In this project, in order to practice my skill of text analysis, I scraped 25 accessible books including short stories and plays written by Maugham from Project Gutenberg, an online library of free electronic books where you will be provided with free access to plain text publications. I sorted through the publications with over 1.5 million words in total and analyzed: what are the words that were most and least commonly used by Maugham; and how he wrote about his female and male characters.

🔍 Hover and click the included books for further information👇

Note: there should be 27 e-publications in total that are currently available on Project Gutenberg. However, in my analysis, due to the big data concern, only 25 publications were included which appeared on the first page by searching author's name. Jack Straw: A Farce in Three Acts and The Unknown: A Play in Three Acts are excluded here.

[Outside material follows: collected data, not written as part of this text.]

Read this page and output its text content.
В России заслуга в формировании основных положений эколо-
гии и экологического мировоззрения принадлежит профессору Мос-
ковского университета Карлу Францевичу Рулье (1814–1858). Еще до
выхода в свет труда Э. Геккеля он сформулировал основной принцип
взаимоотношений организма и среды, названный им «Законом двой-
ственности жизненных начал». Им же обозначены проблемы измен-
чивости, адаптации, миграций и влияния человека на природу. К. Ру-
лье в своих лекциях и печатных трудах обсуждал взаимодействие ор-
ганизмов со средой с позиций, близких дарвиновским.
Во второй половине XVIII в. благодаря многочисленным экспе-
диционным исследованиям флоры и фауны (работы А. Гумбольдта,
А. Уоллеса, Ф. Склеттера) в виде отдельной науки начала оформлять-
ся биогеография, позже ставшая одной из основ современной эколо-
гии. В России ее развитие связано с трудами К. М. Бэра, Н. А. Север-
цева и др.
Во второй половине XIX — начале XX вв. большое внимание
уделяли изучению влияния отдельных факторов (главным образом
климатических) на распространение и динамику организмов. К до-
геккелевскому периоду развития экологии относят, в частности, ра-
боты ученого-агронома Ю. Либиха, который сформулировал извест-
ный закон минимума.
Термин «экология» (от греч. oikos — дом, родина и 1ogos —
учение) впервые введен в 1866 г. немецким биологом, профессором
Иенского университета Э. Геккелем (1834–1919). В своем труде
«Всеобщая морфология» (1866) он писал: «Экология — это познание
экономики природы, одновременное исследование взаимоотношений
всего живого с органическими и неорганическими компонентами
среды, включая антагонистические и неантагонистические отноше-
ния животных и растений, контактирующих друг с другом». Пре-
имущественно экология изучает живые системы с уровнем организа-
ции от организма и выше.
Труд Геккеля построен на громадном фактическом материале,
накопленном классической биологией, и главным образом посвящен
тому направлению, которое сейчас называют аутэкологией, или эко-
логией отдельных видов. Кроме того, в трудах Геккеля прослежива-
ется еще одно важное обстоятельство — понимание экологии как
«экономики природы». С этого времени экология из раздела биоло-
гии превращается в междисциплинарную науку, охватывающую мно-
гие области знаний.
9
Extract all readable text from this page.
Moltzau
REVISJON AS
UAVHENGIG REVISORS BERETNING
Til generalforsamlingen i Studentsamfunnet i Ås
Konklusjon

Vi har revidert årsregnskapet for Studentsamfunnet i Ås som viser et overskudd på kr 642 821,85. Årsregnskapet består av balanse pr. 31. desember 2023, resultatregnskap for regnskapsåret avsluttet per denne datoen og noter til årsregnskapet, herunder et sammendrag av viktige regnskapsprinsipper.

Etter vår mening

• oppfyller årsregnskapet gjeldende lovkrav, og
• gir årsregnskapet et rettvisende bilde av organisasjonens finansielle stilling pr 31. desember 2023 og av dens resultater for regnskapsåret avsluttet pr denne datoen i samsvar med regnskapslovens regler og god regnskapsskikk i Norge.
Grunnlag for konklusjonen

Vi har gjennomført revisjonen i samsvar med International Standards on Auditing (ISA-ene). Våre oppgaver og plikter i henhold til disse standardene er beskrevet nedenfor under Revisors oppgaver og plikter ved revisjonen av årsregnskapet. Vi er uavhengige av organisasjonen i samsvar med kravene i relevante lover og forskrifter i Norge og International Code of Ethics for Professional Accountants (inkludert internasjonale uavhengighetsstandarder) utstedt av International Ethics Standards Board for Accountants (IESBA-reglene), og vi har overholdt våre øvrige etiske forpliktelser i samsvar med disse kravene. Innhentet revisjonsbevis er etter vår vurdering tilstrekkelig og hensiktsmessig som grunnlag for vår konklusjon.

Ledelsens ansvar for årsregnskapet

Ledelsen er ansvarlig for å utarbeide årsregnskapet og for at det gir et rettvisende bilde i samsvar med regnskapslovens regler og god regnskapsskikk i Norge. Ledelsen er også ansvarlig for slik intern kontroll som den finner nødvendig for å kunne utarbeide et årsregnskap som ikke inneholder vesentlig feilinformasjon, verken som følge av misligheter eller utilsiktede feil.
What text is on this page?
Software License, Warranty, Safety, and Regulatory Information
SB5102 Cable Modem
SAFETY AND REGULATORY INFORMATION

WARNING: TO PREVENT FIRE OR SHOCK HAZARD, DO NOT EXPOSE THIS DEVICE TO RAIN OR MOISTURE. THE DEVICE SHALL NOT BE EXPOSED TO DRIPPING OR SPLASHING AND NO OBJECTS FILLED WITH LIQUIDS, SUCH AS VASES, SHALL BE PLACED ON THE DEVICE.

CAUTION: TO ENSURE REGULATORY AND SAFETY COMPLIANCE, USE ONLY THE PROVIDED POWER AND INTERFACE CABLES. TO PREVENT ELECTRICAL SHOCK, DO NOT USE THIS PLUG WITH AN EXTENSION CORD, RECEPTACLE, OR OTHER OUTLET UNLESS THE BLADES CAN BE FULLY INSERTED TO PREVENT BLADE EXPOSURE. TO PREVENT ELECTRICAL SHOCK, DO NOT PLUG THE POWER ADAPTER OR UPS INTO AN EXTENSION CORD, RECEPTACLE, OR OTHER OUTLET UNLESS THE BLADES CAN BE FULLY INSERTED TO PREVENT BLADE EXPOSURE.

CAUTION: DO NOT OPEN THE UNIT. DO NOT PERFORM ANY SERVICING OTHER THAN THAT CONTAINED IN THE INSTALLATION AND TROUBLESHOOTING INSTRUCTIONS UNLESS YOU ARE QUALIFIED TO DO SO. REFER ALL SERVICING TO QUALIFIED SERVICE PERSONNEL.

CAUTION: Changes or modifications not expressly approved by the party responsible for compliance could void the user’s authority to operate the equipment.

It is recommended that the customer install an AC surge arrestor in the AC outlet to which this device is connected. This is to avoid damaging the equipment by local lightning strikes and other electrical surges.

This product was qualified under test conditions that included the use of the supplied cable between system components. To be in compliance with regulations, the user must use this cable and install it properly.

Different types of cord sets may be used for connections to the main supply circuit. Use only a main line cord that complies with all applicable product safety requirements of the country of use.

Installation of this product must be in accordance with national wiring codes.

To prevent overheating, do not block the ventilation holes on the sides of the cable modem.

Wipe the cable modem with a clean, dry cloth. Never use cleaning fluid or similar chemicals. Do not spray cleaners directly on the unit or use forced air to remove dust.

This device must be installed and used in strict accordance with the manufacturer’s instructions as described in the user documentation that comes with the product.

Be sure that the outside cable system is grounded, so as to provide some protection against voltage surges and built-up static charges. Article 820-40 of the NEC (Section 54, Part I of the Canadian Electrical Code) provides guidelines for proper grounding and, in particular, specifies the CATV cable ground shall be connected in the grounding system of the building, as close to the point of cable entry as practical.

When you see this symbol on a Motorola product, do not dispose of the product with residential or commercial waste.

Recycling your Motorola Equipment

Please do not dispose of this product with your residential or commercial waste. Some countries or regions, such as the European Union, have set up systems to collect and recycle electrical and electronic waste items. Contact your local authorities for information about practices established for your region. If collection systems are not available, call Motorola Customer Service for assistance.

Top 1000: What were Maugham's favorites?!

Hover to see how many times certain word has showed up 🧐

Note: this treemap includes top 1000 hot words that were mostly and possibly 'favored' by Maugham. In order to better focus on the data itself, I removed the low-level words by introducing NLTK to filter stopwords and manually added a few more by looking at the raw words collection list. If you want to check my customized stopwords list, please click here.

Words that only appeared once in all 25 publications

How many words that you have actually never seen before 🤭?

Note: the last 1000 words of the data are picked up here. Mis-splitting words by computation, misspelling or non-English words interference at original content and manual data processing might all possibly contribute to the limitation of this text analysis.

What were these novel characters doing?

Let's look at it by...gender in general?!

👆 Each bar represents one word. Explore the words that were hidden from the labels 🧐.

Depending on the large data amount, I only looked at the words that come after "he" and "she" and meanwhile that are counted over 17 times. 17 being picked up here is because it is the average counts (rounded) between males' avarage (19) and females' avarage (14).

For example, let's randomly look at a verb in the chart: "murmured".

When you click the word "murmured", a number "62.03" comes after it, which in this case, it actually means there is a 62.03% chance of the word being applied to female characters while males only take up 37.97% of the total counts.

Another fun fact to be aware is that, on the top of the chart, the word "wept" takes up 100% of the total counts, which means every time "wept" shows up among all the publications, it is only used for a female pronoun. Does it imply that male characters never weep in Maugham's works?! Well...probably🤠. Let's take a close look at the top 30 verbs that seperatly comes after "he" and "she" as shown below.

Note: for this part of the analysis, I manually removed the words that are not considered to be verbs instead of removing all the stopwords for better data accuracy. Each word's total counts vary from one to another. The chart is sorted by the percentage of the action performance by female characters.

Top 30: Gender Verbs Dynamics

Deep mining by gender🔧


Words such as "wept", "sobbed", "cried" are displayed with a relatively high percentage in females' action. When you go through all the words listed left, you will note most of them are meant to describe how a person emotionally express her feelings, instead of performing an action to interact with people. By contrast, verbs that applied to males are of more diversity. They are more than verbal behaviors description, which includes words such as "painted", "proposed", "wandered",etc.

However, we should note any text should be assessed within the context of its historical and cultural setting along together with the analysis and it is also unfair to discuss the phrasing appropriateness without understanding each protagonist's personality and his or her social status in different stories. Meanwhile, the limitation of times might also impact author's handling of characters of different genders. Therefore, to conduct an in-depth text analysis of all Maugham's works, the analysis should be applied separately on every sigle publication to ensure the rigor in this approach.